Disclaimer: I received both the Audeze EL-8 Open & Closed for this review directly from Audeze.
If you’ve been following the headphone scene for the last few years it isn’t possible you haven’t heard of Audeze. They really don’t need an introduction as all of their headphones have been praised worldwide. It all really got started with the LCD2.1, the LCD2.2, LCD-3, LCD-XC and LCD-X followed, and then I’m not even talking about the Fazor versions. I am an absolute fan of their products and my three favorite Audeze headphones are the 2.1, the X and the XC. Now Audeze has added two new headphones to their product line up and that’s what we’ll be looking at today.
The EL-8 is a more down to earth and down the line orthodynamic headphone using all the latest Audeze technologies. The EL-8 is available in an Open and Closed version and we’ll be covering both of them in this review. The EL-8s were launched a few months ago already and the market price is $699 if you’re buying them from the online Audeze store. By setting the price a few hundred USD below the previous entry model, Audeze reaches a bigger market. Not everyone wanted, or couldn’t pay $1K for a headphone and by lowering the entry level a lot more headphone enthusiasts saw their dream of ever owning an Audeze come true. Hifiman and Mr. Speakers have targeted this group of consumers for a while already, and their headphones are available for even less though.
|Transducer type||Planar magnetic|
|Magnetic structure||Fluxor magnets|
|Driver Size||100 mm|
|Maximum power handling||15W (for 200ms)|
|Frequency response||10Hz – 50kHz|
|Total harmonic distortion||<0.1% (1kHz, 1mW)|
|Efficiency||102/100dB / 1mW|
|Optimal power requirement||200mW – 4W|
The EL-8s, contrary to the other LCD’s, don’t come in one of those über cool travel cases. They do come in a very nice card wood box with an adapter and a soft pouch to carry them around. I haven’t looked at the box ever since.
The new headphones don’t look like the Audeze’s you already know and they have their own styling. I look at them as a mix of a Sennheiser and Hifiman design, with a modern twist to it.

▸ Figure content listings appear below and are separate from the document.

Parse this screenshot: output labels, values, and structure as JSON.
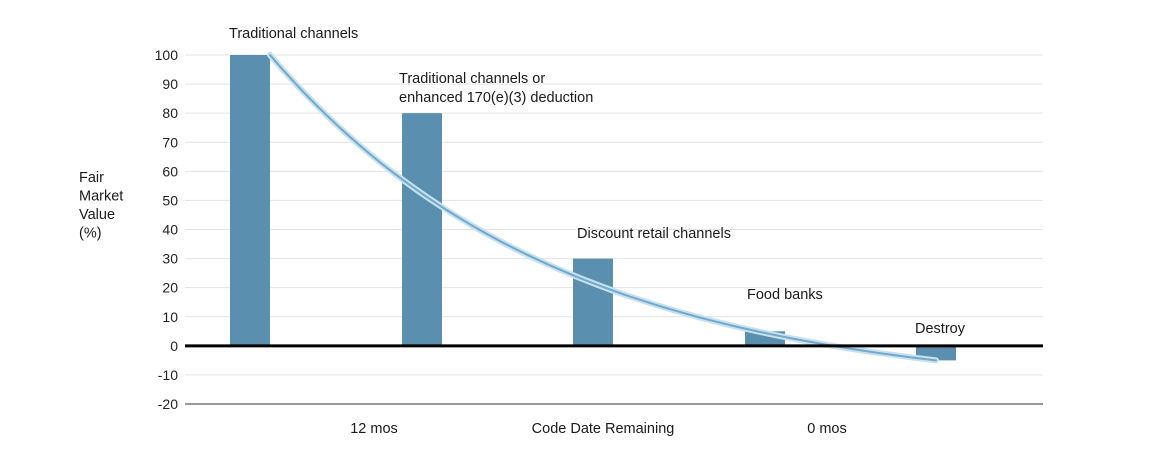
{
  "chart_data": {
    "type": "bar",
    "title": "",
    "ylabel_lines": [
      "Fair",
      "Market",
      "Value",
      "(%)"
    ],
    "xlabel": "Code Date Remaining",
    "x_tick_labels": [
      "12 mos",
      "0 mos"
    ],
    "ylim": [
      -20,
      100
    ],
    "y_ticks": [
      100,
      90,
      80,
      70,
      60,
      50,
      40,
      30,
      20,
      10,
      0,
      -10,
      -20
    ],
    "grid": true,
    "colors": {
      "bar": "#5a8fb0",
      "curve": "#8cc0de",
      "grid": "#e3e3e3",
      "zero_line": "#000000"
    },
    "categories": [
      "Traditional channels",
      "Traditional channels or enhanced 170(e)(3) deduction",
      "Discount retail channels",
      "Food banks",
      "Destroy"
    ],
    "values": [
      100,
      80,
      30,
      5,
      -5
    ],
    "annotations": [
      {
        "lines": [
          "Traditional channels"
        ]
      },
      {
        "lines": [
          "Traditional channels or",
          "enhanced 170(e)(3) deduction"
        ]
      },
      {
        "lines": [
          "Discount retail channels"
        ]
      },
      {
        "lines": [
          "Food banks"
        ]
      },
      {
        "lines": [
          "Destroy"
        ]
      }
    ],
    "trend_curve": {
      "type": "decay",
      "start_value": 100,
      "end_value": -5
    }
  }
}
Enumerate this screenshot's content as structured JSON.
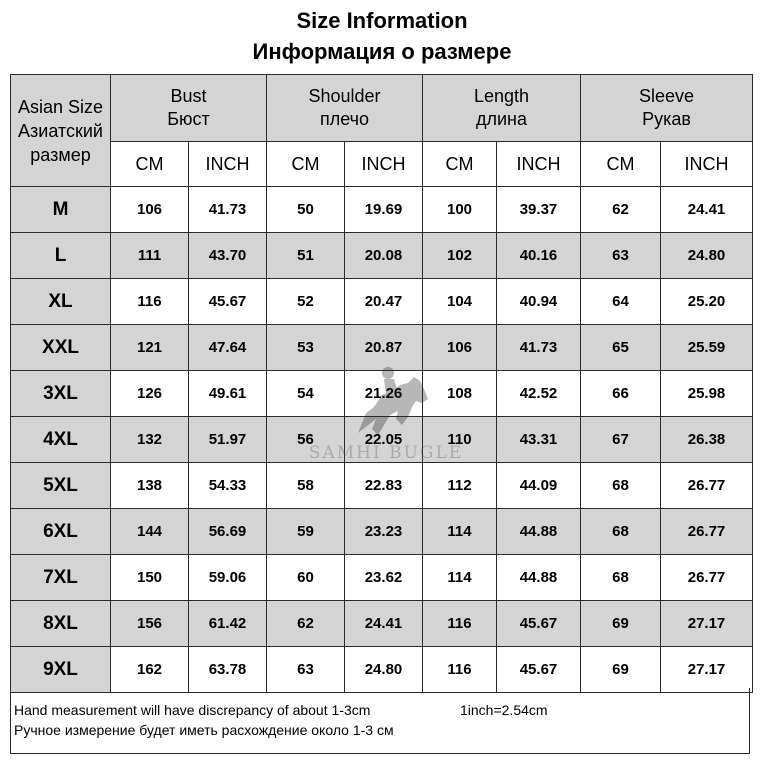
{
  "title": {
    "en": "Size Information",
    "ru": "Информация о размере"
  },
  "table": {
    "size_header": [
      "Asian Size",
      "Азиатский",
      "размер"
    ],
    "groups": [
      {
        "en": "Bust",
        "ru": "Бюст"
      },
      {
        "en": "Shoulder",
        "ru": "плечо"
      },
      {
        "en": "Length",
        "ru": "длина"
      },
      {
        "en": "Sleeve",
        "ru": "Рукав"
      }
    ],
    "units": [
      "CM",
      "INCH",
      "CM",
      "INCH",
      "CM",
      "INCH",
      "CM",
      "INCH"
    ],
    "rows": [
      {
        "size": "M",
        "values": [
          "106",
          "41.73",
          "50",
          "19.69",
          "100",
          "39.37",
          "62",
          "24.41"
        ]
      },
      {
        "size": "L",
        "values": [
          "111",
          "43.70",
          "51",
          "20.08",
          "102",
          "40.16",
          "63",
          "24.80"
        ]
      },
      {
        "size": "XL",
        "values": [
          "116",
          "45.67",
          "52",
          "20.47",
          "104",
          "40.94",
          "64",
          "25.20"
        ]
      },
      {
        "size": "XXL",
        "values": [
          "121",
          "47.64",
          "53",
          "20.87",
          "106",
          "41.73",
          "65",
          "25.59"
        ]
      },
      {
        "size": "3XL",
        "values": [
          "126",
          "49.61",
          "54",
          "21.26",
          "108",
          "42.52",
          "66",
          "25.98"
        ]
      },
      {
        "size": "4XL",
        "values": [
          "132",
          "51.97",
          "56",
          "22.05",
          "110",
          "43.31",
          "67",
          "26.38"
        ]
      },
      {
        "size": "5XL",
        "values": [
          "138",
          "54.33",
          "58",
          "22.83",
          "112",
          "44.09",
          "68",
          "26.77"
        ]
      },
      {
        "size": "6XL",
        "values": [
          "144",
          "56.69",
          "59",
          "23.23",
          "114",
          "44.88",
          "68",
          "26.77"
        ]
      },
      {
        "size": "7XL",
        "values": [
          "150",
          "59.06",
          "60",
          "23.62",
          "114",
          "44.88",
          "68",
          "26.77"
        ]
      },
      {
        "size": "8XL",
        "values": [
          "156",
          "61.42",
          "62",
          "24.41",
          "116",
          "45.67",
          "69",
          "27.17"
        ]
      },
      {
        "size": "9XL",
        "values": [
          "162",
          "63.78",
          "63",
          "24.80",
          "116",
          "45.67",
          "69",
          "27.17"
        ]
      }
    ]
  },
  "notes": {
    "en": "Hand measurement will have discrepancy of about 1-3cm",
    "conversion": "1inch=2.54cm",
    "ru": "Ручное измерение будет иметь расхождение около 1-3 см"
  },
  "watermark": {
    "text": "SAMHI BUGLE",
    "icon": "horse-rider-logo-icon"
  },
  "colors": {
    "header_bg": "#d4d4d4",
    "border": "#2b2b2b"
  }
}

The EL-8s have actually been designed/styled by BMWDesignWorks USA and they look quite modern. They have the backwards design like the Sennheiser HD700/800 and use veneer just like the Hifiman HE-400i/560 series. Design is something very personal and you like it or you don’t, I personally wouldn’t have gone for veneer (like Hifiman). Audeze is known for its use of wood, especially the 2.1 Rosewood, the LCD3 and the XC. The EL-8 is far away from this though, and the veneer in my opinion makes it look a bit “cheap”. Of course it in reality also is cheaper than the before mentioned headphones, but still I expected a little bit more for the $699 price. General build quality is very good though but it isn’t like the higher end LCD series, these are rather plastic like.
First thing I noticed when I put them on my head was the rather big clamping force. It has gotten only a little bit better over the weeks/months and I can actually feel the vacuum created by the pads as there is a pressure build up I can feel on my eardrums. I’m sure my head just has a weird shape or something as I haven’t heard this complaint before. It’s an annoying feeling but you get used to it. If I forget about this, the EL-8s actually are pretty comfortable. Weight for the open/closed version is 460/480 grams and for an Audeze that’s pretty light. It isn’t light for a headphone in general though and even the orthodynamic Hifimans weigh a lot less (around 370g). Weight has never bothered me before though and I can wear the heaviest XC for hour and hours without any problems. Looking at its size and weight, I don’t see why people would use this on the go but then again I’ve seen people use LCD-3’s on the go as well, so who am I. The angled leather pads, as we’re used to with Audeze, are top quality. My ears do get warm more easily then with the other Audeze headphones though.
I have heard several complaints on the build quality/durability of the EL-8s, as in they break down and have to be sent back, but I haven’t experienced the slightest problem with either my open or closed version. The new proprietary cable system (no more mini xlr) is something I think might produce a lot of complaints though. The connectors are like these small chips you have to insert into the cups and I on several occasions almost broke of these chips in the cup. I am sure I’m not the only one who experienced this. The connectors also come loose pretty easy when pulling the cable and that each time makes me fear one of the drivers died on me.
It’s good to see Audeze uses the new tech (Fazer Technology & Fluxor Magnets) in the “lower end” models. Fluxor magnetic structure transfers more energy on the driver-facing side than the backside. As a result the magnets become more efficient, and therefore easier to drive with low-power sources like a computer or smart phone. I agree and don’t agree at the same time, but keep reading.
I am a big fan of orthodynamic headphones and have quite a few of them in my collection. I have seen a lot of statements that the EL-8s are a baby LCD-X, XS or LCD2 but I wouldn’t refer to them like that. They have their own sound signature, strengths and weaknesses and aren’t near the level of the others.